Example: planning for a $700K home
Here is how you might plan earnest money for a $700,000 purchase in Seattle:
- Normal market: 1% deposit, about $7,000.
- Competitive market: 2% to 3%, about $14,000 to $21,000.
- Aggressive multiple‑offer scenario: 3% to 5% or more, depending on your risk tolerance and strategy.
In each case, make sure the contract reflects the right contingencies for your situation and that you understand the deadlines. Confirm where the money will be held and how it will be delivered. Protect your deposit by following the notice requirements exactly.
Final thoughts
Earnest money is a powerful tool in Seattle’s market. The right amount helps your offer stand out, and the right contract terms protect your deposit if you need to cancel within your contingencies. Plan your cash, verify wire details, and meet every deadline. That is how you keep your purchase on track and your deposit secure.
If you want local, step‑by‑step guidance on deposit strategy and offer terms across Greater Seattle and the Eastside, reach out to Spruce Home Group. We will walk you through timelines, contingencies, and negotiation options so you can move forward with confidence.
FAQs
How much earnest money is common in Seattle?

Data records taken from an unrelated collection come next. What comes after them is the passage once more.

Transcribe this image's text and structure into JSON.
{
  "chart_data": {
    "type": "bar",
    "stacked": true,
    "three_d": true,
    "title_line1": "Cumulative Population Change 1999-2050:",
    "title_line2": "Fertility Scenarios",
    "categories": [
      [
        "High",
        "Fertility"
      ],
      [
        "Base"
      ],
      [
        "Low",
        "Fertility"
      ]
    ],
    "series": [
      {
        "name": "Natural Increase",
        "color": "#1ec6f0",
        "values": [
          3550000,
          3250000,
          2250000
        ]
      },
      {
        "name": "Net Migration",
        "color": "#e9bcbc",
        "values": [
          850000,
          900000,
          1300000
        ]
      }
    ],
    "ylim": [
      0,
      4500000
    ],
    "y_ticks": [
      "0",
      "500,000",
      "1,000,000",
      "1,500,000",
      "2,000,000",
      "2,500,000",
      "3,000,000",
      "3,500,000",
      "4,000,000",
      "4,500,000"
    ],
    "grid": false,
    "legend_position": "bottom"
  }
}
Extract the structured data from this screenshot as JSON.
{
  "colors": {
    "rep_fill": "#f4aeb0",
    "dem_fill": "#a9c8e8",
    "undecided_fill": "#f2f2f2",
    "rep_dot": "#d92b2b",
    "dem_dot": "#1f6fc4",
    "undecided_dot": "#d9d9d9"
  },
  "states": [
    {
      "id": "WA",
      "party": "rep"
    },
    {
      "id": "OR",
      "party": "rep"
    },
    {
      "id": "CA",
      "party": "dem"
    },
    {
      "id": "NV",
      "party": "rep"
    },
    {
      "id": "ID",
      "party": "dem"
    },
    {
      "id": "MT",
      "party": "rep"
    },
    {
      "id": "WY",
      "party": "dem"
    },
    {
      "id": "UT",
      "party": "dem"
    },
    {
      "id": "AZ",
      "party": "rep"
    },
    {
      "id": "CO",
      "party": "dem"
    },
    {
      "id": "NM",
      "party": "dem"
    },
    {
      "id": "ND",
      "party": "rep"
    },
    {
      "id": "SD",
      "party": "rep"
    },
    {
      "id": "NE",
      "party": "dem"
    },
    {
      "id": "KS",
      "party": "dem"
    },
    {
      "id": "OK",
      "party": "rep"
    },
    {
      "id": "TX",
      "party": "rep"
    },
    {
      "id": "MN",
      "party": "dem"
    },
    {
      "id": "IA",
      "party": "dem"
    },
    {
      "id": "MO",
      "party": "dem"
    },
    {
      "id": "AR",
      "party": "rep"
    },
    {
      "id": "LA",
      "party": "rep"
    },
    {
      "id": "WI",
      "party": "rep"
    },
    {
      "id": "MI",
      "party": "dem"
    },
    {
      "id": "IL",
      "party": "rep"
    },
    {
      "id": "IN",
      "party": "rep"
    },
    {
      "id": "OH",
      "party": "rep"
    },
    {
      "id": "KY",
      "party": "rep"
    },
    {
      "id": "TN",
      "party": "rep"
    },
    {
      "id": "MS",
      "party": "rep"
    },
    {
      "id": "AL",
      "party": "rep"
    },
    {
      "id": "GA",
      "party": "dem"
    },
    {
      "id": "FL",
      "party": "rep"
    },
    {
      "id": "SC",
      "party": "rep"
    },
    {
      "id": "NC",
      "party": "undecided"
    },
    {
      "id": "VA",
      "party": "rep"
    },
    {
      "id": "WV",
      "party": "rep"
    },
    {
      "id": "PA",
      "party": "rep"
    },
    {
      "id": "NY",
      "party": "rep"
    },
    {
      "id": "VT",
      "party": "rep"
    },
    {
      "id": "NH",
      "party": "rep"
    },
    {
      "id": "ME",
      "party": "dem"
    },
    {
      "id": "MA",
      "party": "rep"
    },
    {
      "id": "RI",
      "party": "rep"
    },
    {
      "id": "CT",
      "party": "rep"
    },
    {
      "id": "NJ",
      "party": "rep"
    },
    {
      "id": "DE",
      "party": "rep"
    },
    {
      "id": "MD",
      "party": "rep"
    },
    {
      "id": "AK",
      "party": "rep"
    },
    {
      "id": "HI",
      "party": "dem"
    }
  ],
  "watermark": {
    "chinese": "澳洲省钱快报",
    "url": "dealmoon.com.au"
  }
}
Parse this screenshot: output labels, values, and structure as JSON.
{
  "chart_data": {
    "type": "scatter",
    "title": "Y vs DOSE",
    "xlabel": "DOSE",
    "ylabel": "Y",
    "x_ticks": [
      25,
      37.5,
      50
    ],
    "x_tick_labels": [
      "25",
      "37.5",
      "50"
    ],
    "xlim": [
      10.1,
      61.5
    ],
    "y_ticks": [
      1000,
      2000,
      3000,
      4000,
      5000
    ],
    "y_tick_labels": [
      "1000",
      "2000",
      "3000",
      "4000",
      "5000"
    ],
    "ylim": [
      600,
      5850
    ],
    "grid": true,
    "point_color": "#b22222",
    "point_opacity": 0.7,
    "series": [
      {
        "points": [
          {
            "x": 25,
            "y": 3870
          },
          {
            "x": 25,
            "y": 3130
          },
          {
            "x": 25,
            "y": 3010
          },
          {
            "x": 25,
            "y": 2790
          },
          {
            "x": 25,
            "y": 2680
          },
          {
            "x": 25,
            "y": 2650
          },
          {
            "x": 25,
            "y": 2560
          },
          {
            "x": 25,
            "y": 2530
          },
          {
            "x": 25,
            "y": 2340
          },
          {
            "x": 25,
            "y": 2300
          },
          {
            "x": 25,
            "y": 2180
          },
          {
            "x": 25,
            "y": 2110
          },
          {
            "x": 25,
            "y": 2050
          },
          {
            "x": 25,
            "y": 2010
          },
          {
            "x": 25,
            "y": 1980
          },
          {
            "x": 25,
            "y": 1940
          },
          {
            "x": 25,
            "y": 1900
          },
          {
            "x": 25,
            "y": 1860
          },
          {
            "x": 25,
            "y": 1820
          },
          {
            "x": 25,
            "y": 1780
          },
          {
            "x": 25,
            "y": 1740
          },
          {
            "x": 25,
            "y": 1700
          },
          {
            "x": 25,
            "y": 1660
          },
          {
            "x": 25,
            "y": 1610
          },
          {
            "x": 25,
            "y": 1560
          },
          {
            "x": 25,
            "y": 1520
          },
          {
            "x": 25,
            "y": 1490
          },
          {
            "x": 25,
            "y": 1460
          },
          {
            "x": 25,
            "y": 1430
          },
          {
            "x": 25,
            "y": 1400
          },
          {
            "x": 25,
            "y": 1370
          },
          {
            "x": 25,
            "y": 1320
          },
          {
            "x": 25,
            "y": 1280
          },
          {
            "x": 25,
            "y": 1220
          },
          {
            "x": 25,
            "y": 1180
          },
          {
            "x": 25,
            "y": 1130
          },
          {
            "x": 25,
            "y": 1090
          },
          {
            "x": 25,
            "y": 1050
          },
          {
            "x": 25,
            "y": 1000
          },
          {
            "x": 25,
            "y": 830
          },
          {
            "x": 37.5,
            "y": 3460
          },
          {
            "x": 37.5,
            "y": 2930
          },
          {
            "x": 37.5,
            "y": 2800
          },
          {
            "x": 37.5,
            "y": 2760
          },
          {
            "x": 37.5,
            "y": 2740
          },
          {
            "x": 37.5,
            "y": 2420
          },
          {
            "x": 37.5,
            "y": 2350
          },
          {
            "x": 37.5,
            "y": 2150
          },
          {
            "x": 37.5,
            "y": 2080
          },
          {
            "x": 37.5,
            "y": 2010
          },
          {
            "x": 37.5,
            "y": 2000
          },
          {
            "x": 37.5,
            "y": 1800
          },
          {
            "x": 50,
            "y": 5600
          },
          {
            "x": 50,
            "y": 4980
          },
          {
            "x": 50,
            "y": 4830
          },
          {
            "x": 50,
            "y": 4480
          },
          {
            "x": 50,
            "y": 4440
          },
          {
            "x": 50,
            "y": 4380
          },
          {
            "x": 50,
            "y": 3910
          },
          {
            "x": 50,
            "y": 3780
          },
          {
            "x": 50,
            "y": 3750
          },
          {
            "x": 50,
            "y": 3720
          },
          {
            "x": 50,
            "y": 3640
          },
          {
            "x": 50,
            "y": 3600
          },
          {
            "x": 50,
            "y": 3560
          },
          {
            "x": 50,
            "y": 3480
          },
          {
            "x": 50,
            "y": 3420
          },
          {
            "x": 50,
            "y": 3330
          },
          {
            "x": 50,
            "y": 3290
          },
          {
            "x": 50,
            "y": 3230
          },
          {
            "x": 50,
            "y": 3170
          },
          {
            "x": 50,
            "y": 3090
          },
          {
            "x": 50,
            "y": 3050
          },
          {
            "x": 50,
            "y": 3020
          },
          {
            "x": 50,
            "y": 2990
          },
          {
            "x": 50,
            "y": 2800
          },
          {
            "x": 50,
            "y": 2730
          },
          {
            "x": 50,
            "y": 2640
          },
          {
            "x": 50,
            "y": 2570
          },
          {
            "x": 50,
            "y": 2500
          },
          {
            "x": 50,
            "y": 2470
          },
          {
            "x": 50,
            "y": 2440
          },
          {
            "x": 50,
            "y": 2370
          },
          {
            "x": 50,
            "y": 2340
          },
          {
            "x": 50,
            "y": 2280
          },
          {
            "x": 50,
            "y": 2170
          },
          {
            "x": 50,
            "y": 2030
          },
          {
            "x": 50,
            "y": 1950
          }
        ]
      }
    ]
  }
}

- About 1% to 3% is common. In multiple‑offer situations, 2% to 5% or more can be used to strengthen an offer.
Is earnest money different from the down payment?
- Yes. It is a deposit credited to you at closing. Your down payment is paid at closing and reflects how much you are financing.
When do I pay earnest money in Washington?
- After mutual acceptance. The contract sets the deadline, commonly 1 to 3 business days, but it depends on what is written in your agreement.
When is earnest money refundable in Seattle?
- It is typically refundable if you cancel under a valid contingency on time, such as inspection, financing, appraisal, or title issues.
Can the seller keep my deposit if I default?
- Possibly. If you default after removing contingencies or after deadlines, contracts often allow the seller to claim the deposit, sometimes as liquidated damages.
What if we disagree about releasing the funds?
- Escrow usually holds the deposit until both parties sign a release or a court or arbitrator directs disbursement.